I thought the Bread and Puppet Theatre stuff we looked at was awesome, so I tried my best shot at making a how-to kind of like the one we read. Deciding what “how to’s” I wanted to add was the most difficult part of making this because I wanted issues/guides that felt relevant, but I could still write in a sort of sarcastic tone. I wanted to have a mix of drawings and words so that it still felt like a visual poem rather than something I could have just typed up. 

 

(Hopefully the file uploads properly. Fingers crossed.)

 

HowYouCanSaveThePlanet

Week 9 Wreading Response Mikey McNicholas

The alienation effect – or at least the attempt to create it – is a very new way of thinking about looking at / depicting the world for me. Rather than trying to imitate life and the attitudes we have about it like pretty much every movie I have ever seen, this technique looks at situations from a viewpoint that most might overlook. In this way, an attempt to achieve the alienation effect is an attempt to defamiliarize. By defamiliarizing everyday life, we can bring about political discourse from a myriad of angles, from “the man” looming over head to the little things that tick us off on our way to work. When we take a second look at everything, even the the mundane, we can bring about discussions that have been swept under the rug or have never even seen the light of day. 

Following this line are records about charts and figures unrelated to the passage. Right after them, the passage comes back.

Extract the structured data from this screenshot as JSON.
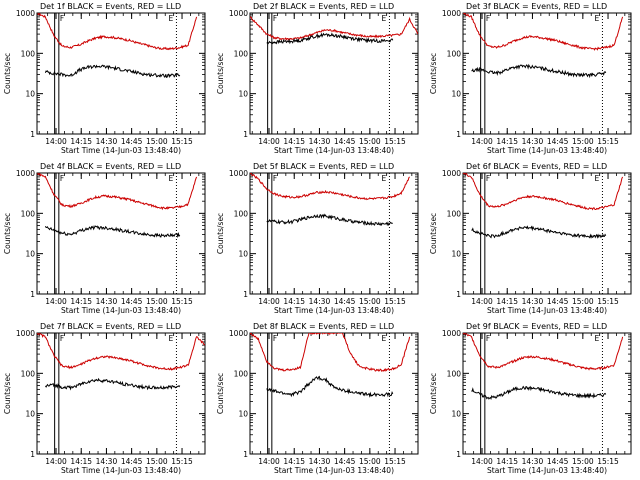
{
  "figure": {
    "x_axis_label": "Start Time (14-Jun-03 13:48:40)",
    "y_axis_label": "Counts/sec",
    "x_tick_labels": [
      "14:00",
      "14:15",
      "14:30",
      "14:45",
      "15:00",
      "15:15"
    ],
    "y_tick_labels": [
      "1",
      "10",
      "100",
      "1000"
    ],
    "marker_F": "F",
    "marker_E": "E",
    "colors": {
      "events": "#000000",
      "lld": "#cc0000",
      "axes": "#000000",
      "background": "#ffffff"
    }
  },
  "chart_data": [
    {
      "type": "line",
      "title": "Det 1f BLACK = Events, RED = LLD",
      "xlabel": "Start Time (14-Jun-03 13:48:40)",
      "ylabel": "Counts/sec",
      "y_scale": "log",
      "ylim": [
        1,
        1000
      ],
      "xlim_minutes_since_start": [
        0,
        100
      ],
      "x": [
        0,
        5,
        10,
        15,
        20,
        25,
        30,
        35,
        40,
        45,
        50,
        55,
        60,
        65,
        70,
        75,
        80,
        85,
        90,
        95,
        100
      ],
      "series": [
        {
          "name": "LLD",
          "color": "red",
          "values": [
            1000,
            800,
            280,
            150,
            140,
            160,
            200,
            240,
            260,
            250,
            230,
            210,
            180,
            160,
            140,
            130,
            130,
            140,
            160,
            800,
            null
          ]
        },
        {
          "name": "Events",
          "color": "black",
          "values": [
            null,
            35,
            32,
            30,
            28,
            38,
            45,
            48,
            47,
            44,
            40,
            36,
            33,
            30,
            29,
            28,
            28,
            29,
            null,
            null,
            null
          ]
        }
      ]
    },
    {
      "type": "line",
      "title": "Det 2f BLACK = Events, RED = LLD",
      "xlabel": "Start Time (14-Jun-03 13:48:40)",
      "ylabel": "Counts/sec",
      "y_scale": "log",
      "ylim": [
        1,
        1000
      ],
      "xlim_minutes_since_start": [
        0,
        100
      ],
      "x": [
        0,
        5,
        10,
        15,
        20,
        25,
        30,
        35,
        40,
        45,
        50,
        55,
        60,
        65,
        70,
        75,
        80,
        85,
        90,
        95,
        100
      ],
      "series": [
        {
          "name": "LLD",
          "color": "red",
          "values": [
            800,
            500,
            300,
            240,
            230,
            230,
            240,
            280,
            330,
            380,
            370,
            330,
            300,
            280,
            260,
            260,
            270,
            280,
            300,
            700,
            300
          ]
        },
        {
          "name": "Events",
          "color": "black",
          "values": [
            null,
            null,
            180,
            190,
            195,
            200,
            210,
            240,
            270,
            290,
            280,
            260,
            240,
            220,
            210,
            205,
            205,
            210,
            null,
            null,
            null
          ]
        }
      ]
    },
    {
      "type": "line",
      "title": "Det 3f BLACK = Events, RED = LLD",
      "xlabel": "Start Time (14-Jun-03 13:48:40)",
      "ylabel": "Counts/sec",
      "y_scale": "log",
      "ylim": [
        1,
        1000
      ],
      "xlim_minutes_since_start": [
        0,
        100
      ],
      "x": [
        0,
        5,
        10,
        15,
        20,
        25,
        30,
        35,
        40,
        45,
        50,
        55,
        60,
        65,
        70,
        75,
        80,
        85,
        90,
        95,
        100
      ],
      "series": [
        {
          "name": "LLD",
          "color": "red",
          "values": [
            1000,
            800,
            280,
            150,
            140,
            160,
            200,
            240,
            260,
            250,
            230,
            210,
            180,
            160,
            140,
            130,
            130,
            140,
            160,
            800,
            null
          ]
        },
        {
          "name": "Events",
          "color": "black",
          "values": [
            null,
            36,
            40,
            35,
            32,
            38,
            45,
            48,
            47,
            44,
            40,
            36,
            33,
            30,
            29,
            29,
            30,
            33,
            null,
            null,
            null
          ]
        }
      ]
    },
    {
      "type": "line",
      "title": "Det 4f BLACK = Events, RED = LLD",
      "xlabel": "Start Time (14-Jun-03 13:48:40)",
      "ylabel": "Counts/sec",
      "y_scale": "log",
      "ylim": [
        1,
        1000
      ],
      "xlim_minutes_since_start": [
        0,
        100
      ],
      "x": [
        0,
        5,
        10,
        15,
        20,
        25,
        30,
        35,
        40,
        45,
        50,
        55,
        60,
        65,
        70,
        75,
        80,
        85,
        90,
        95,
        100
      ],
      "series": [
        {
          "name": "LLD",
          "color": "red",
          "values": [
            1000,
            800,
            300,
            160,
            150,
            170,
            210,
            250,
            270,
            260,
            240,
            220,
            190,
            170,
            150,
            135,
            135,
            145,
            170,
            800,
            null
          ]
        },
        {
          "name": "Events",
          "color": "black",
          "values": [
            null,
            45,
            38,
            32,
            30,
            36,
            42,
            45,
            44,
            42,
            38,
            35,
            32,
            30,
            29,
            28,
            28,
            29,
            null,
            null,
            null
          ]
        }
      ]
    },
    {
      "type": "line",
      "title": "Det 5f BLACK = Events, RED = LLD",
      "xlabel": "Start Time (14-Jun-03 13:48:40)",
      "ylabel": "Counts/sec",
      "y_scale": "log",
      "ylim": [
        1,
        1000
      ],
      "xlim_minutes_since_start": [
        0,
        100
      ],
      "x": [
        0,
        5,
        10,
        15,
        20,
        25,
        30,
        35,
        40,
        45,
        50,
        55,
        60,
        65,
        70,
        75,
        80,
        85,
        90,
        95,
        100
      ],
      "series": [
        {
          "name": "LLD",
          "color": "red",
          "values": [
            1000,
            700,
            400,
            300,
            260,
            250,
            260,
            290,
            330,
            340,
            320,
            290,
            260,
            240,
            230,
            230,
            240,
            260,
            320,
            800,
            null
          ]
        },
        {
          "name": "Events",
          "color": "black",
          "values": [
            null,
            null,
            65,
            62,
            60,
            62,
            70,
            80,
            88,
            85,
            78,
            70,
            64,
            60,
            57,
            55,
            55,
            57,
            null,
            null,
            null
          ]
        }
      ]
    },
    {
      "type": "line",
      "title": "Det 6f BLACK = Events, RED = LLD",
      "xlabel": "Start Time (14-Jun-03 13:48:40)",
      "ylabel": "Counts/sec",
      "y_scale": "log",
      "ylim": [
        1,
        1000
      ],
      "xlim_minutes_since_start": [
        0,
        100
      ],
      "x": [
        0,
        5,
        10,
        15,
        20,
        25,
        30,
        35,
        40,
        45,
        50,
        55,
        60,
        65,
        70,
        75,
        80,
        85,
        90,
        95,
        100
      ],
      "series": [
        {
          "name": "LLD",
          "color": "red",
          "values": [
            1000,
            800,
            290,
            155,
            145,
            165,
            205,
            245,
            265,
            255,
            235,
            215,
            185,
            165,
            145,
            132,
            132,
            142,
            165,
            800,
            null
          ]
        },
        {
          "name": "Events",
          "color": "black",
          "values": [
            null,
            40,
            32,
            28,
            27,
            33,
            40,
            44,
            43,
            41,
            37,
            34,
            31,
            29,
            28,
            27,
            27,
            28,
            null,
            null,
            null
          ]
        }
      ]
    },
    {
      "type": "line",
      "title": "Det 7f BLACK = Events, RED = LLD",
      "xlabel": "Start Time (14-Jun-03 13:48:40)",
      "ylabel": "Counts/sec",
      "y_scale": "log",
      "ylim": [
        1,
        1000
      ],
      "xlim_minutes_since_start": [
        0,
        100
      ],
      "x": [
        0,
        5,
        10,
        15,
        20,
        25,
        30,
        35,
        40,
        45,
        50,
        55,
        60,
        65,
        70,
        75,
        80,
        85,
        90,
        95,
        100
      ],
      "series": [
        {
          "name": "LLD",
          "color": "red",
          "values": [
            1000,
            800,
            280,
            150,
            140,
            160,
            200,
            240,
            260,
            250,
            230,
            210,
            180,
            160,
            140,
            130,
            130,
            140,
            160,
            800,
            500
          ]
        },
        {
          "name": "Events",
          "color": "black",
          "values": [
            null,
            48,
            52,
            46,
            44,
            52,
            62,
            68,
            66,
            62,
            56,
            52,
            48,
            45,
            44,
            44,
            46,
            50,
            null,
            null,
            null
          ]
        }
      ]
    },
    {
      "type": "line",
      "title": "Det 8f BLACK = Events, RED = LLD",
      "xlabel": "Start Time (14-Jun-03 13:48:40)",
      "ylabel": "Counts/sec",
      "y_scale": "log",
      "ylim": [
        1,
        1000
      ],
      "xlim_minutes_since_start": [
        0,
        100
      ],
      "x": [
        0,
        5,
        10,
        15,
        20,
        25,
        30,
        35,
        40,
        45,
        50,
        55,
        60,
        65,
        70,
        75,
        80,
        85,
        90,
        95,
        100
      ],
      "series": [
        {
          "name": "LLD",
          "color": "red",
          "values": [
            1000,
            700,
            200,
            130,
            120,
            125,
            140,
            1000,
            1000,
            1000,
            1000,
            1000,
            300,
            150,
            130,
            120,
            120,
            130,
            160,
            800,
            null
          ]
        },
        {
          "name": "Events",
          "color": "black",
          "values": [
            null,
            null,
            40,
            36,
            32,
            30,
            35,
            55,
            80,
            70,
            45,
            38,
            35,
            32,
            30,
            30,
            30,
            31,
            null,
            null,
            null
          ]
        }
      ]
    },
    {
      "type": "line",
      "title": "Det 9f BLACK = Events, RED = LLD",
      "xlabel": "Start Time (14-Jun-03 13:48:40)",
      "ylabel": "Counts/sec",
      "y_scale": "log",
      "ylim": [
        1,
        1000
      ],
      "xlim_minutes_since_start": [
        0,
        100
      ],
      "x": [
        0,
        5,
        10,
        15,
        20,
        25,
        30,
        35,
        40,
        45,
        50,
        55,
        60,
        65,
        70,
        75,
        80,
        85,
        90,
        95,
        100
      ],
      "series": [
        {
          "name": "LLD",
          "color": "red",
          "values": [
            1000,
            800,
            280,
            150,
            140,
            160,
            200,
            240,
            260,
            250,
            230,
            210,
            180,
            160,
            140,
            130,
            130,
            140,
            160,
            800,
            null
          ]
        },
        {
          "name": "Events",
          "color": "black",
          "values": [
            null,
            40,
            30,
            25,
            26,
            32,
            40,
            44,
            43,
            41,
            37,
            34,
            31,
            29,
            28,
            28,
            28,
            30,
            null,
            null,
            null
          ]
        }
      ]
    }
  ]
}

The way Brecht described the alienation effect, I understood a large aspect of it to be looking at the world with an unfamiliar eye. When talking about social change, I think this aspect is very important. This forces us out of complacency. It reminds us to look at our society from (for lack of a better term) an outsider’s point of view. This forces us to see the things we put up with regularly as they truly are, worms and all. 

I understood “the old art of poetry” to be a kind of call to action. The book invites people to start looking at the world through the eyes of people such as the Chinese actors, Brecht and Schumann. This is done by discussing the silence of puppetry in parallel with political complacency. The reader must look at their own views on the world and if they are the views they really want to have.